I never imagined I’d say this, but Jaden Smith isn’t the problem with this movie, and he’s the least problematic man among the cast. He’s mostly known for being the entitled son of Will Smith who can’t stop mistaking ignorant bullshit for poetry and philosophy. In this, he does a pretty good imitation of a decent human being, and in his best moments he briefly channels his more famous and talented father. Cara Delevingne isn’t the problem either. I’m never bowled over by her, but there’s probably not an actor in the world who could salvage this terrible material. Confusingly, director Mitja Okorn almost seems hell-bent on tanking this thing, or at least that’s what’s communicated when a film offers you two cancelled perverts for the price of one. Cuba Gooding, Jr. is of course currently on trial for forcible touching and of sex abuse to the third degree; at last count 30 women had accused him of groping. Disgraced comedian Chris D’Elia stands accused of  grooming young girls and attempting to solicit nude photographs from minors. He’s also been accused of sexual misconduct by grown women, alleging that he exposes himself randomly and masturbates in front of them without consent. Mitja Okorn is the guy who said: yes, please, I’d like to work with both. Grade A stuff.

But this movie doesn’t need perverts to dissuade you, it’d be bad either way. It’s formulaic and poorly written and the characters are bizarrely one-dimensional (Daryn has a friend whose single personality trait is that he used to be fat. He isn’t even fat anymore!) or just don’t make any sense at all (D’Elia plays a “drag queen” named Phil who, though we never see him perform, is always in drag – has the script confused profession with identity?). No matter how you slice or dice it, Life In A Year (ugh, terrible title, still not over it) is a failure and there’s not a soul in the world who needs to see it.

Notes For My Son

When my dog Gertie started throwing clots in her lungs, we knew it was time to say goodbye. We held her in our arms, whispered in her ears about the lake at the cottage to inspire her dreams, and a shot given by her doctor send her off to a better place.

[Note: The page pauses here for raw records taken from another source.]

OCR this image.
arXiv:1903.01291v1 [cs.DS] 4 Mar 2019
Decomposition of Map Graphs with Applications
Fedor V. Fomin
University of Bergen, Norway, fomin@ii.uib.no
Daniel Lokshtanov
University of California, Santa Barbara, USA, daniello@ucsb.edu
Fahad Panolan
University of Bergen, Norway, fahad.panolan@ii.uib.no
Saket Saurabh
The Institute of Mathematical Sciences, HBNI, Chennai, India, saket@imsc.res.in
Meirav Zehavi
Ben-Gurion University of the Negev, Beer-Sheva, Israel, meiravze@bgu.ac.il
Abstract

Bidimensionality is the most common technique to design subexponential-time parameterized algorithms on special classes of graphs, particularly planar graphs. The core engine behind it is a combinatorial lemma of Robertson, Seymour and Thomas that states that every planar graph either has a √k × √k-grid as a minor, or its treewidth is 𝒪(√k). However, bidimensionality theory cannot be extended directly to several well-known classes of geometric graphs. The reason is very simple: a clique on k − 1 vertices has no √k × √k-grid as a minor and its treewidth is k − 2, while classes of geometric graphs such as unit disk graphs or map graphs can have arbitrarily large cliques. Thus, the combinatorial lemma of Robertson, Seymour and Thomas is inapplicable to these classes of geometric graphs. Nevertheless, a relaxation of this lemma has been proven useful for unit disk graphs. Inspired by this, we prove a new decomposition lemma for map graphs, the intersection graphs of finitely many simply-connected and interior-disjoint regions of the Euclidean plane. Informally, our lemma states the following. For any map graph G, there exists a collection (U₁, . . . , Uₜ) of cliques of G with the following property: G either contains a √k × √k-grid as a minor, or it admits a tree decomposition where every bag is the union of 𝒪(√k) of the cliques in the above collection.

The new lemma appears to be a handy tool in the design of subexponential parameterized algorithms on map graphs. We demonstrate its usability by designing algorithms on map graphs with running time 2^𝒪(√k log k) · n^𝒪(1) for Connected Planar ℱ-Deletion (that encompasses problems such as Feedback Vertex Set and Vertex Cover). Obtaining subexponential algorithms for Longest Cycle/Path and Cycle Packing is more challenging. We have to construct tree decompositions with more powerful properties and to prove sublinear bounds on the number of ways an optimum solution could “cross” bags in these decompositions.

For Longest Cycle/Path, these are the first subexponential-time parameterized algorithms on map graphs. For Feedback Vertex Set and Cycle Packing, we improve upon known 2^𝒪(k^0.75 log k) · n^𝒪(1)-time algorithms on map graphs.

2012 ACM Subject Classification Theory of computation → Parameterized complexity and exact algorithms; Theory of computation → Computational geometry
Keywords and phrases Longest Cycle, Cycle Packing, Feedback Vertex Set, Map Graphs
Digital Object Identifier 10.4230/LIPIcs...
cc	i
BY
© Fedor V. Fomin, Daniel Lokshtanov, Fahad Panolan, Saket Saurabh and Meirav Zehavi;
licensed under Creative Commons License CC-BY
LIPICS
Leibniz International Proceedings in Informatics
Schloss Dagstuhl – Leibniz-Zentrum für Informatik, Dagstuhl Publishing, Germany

We do for our dogs what many modern, advanced, and “civilized” countries still won’t do for its citizens.

Marie (Valeria Bertuccelli) is dying. Cancer sucks. There’s nothing the doctors can do, including giving her the compassionate end she and her husband have decided on. Or, they could give it to her, but they’re hesitating. It’s much easier to waffle when you’re not the one writhing in mind-altering pain. Of course, Marie’s got a reason to hang on as long as she can: her 3 year old son, Tomy. Whatever time she may have left, she’ll use it to write a journal so that her son may know her even when she’s gone. In it, she’s funny and witty, imparting bits of wisdom, tenderness, and personality, and a few wishes for what his life might be. Meanwhile, on Twitter, she’s nearly the opposite – sarcastic and bold, attracting a keen audience who appreciate her honesty during an impossible time.

Bertuccelli has a tall order to deliver from a hospital bed. With a son, a husband, a bouquet of friends, and a social media following, she’s the hub for grief and the receptacle of medical disappointments. This is her end of life, yet she’s still trying to be so many things to so many people. The book for her son gives her last days meaning and purpose, the perfect metaphor for the importance of time and using it well. The film isn’t sugarcoating death, nor is it dramatizing it. It’s ugly, messy, sometimes joyous, sometimes desperate. It’s not glamourous but it’s also not an excruciating sob-fest. Loosely based on a true story, Carlos Sorin’s film is about treasuring what you have while you have it.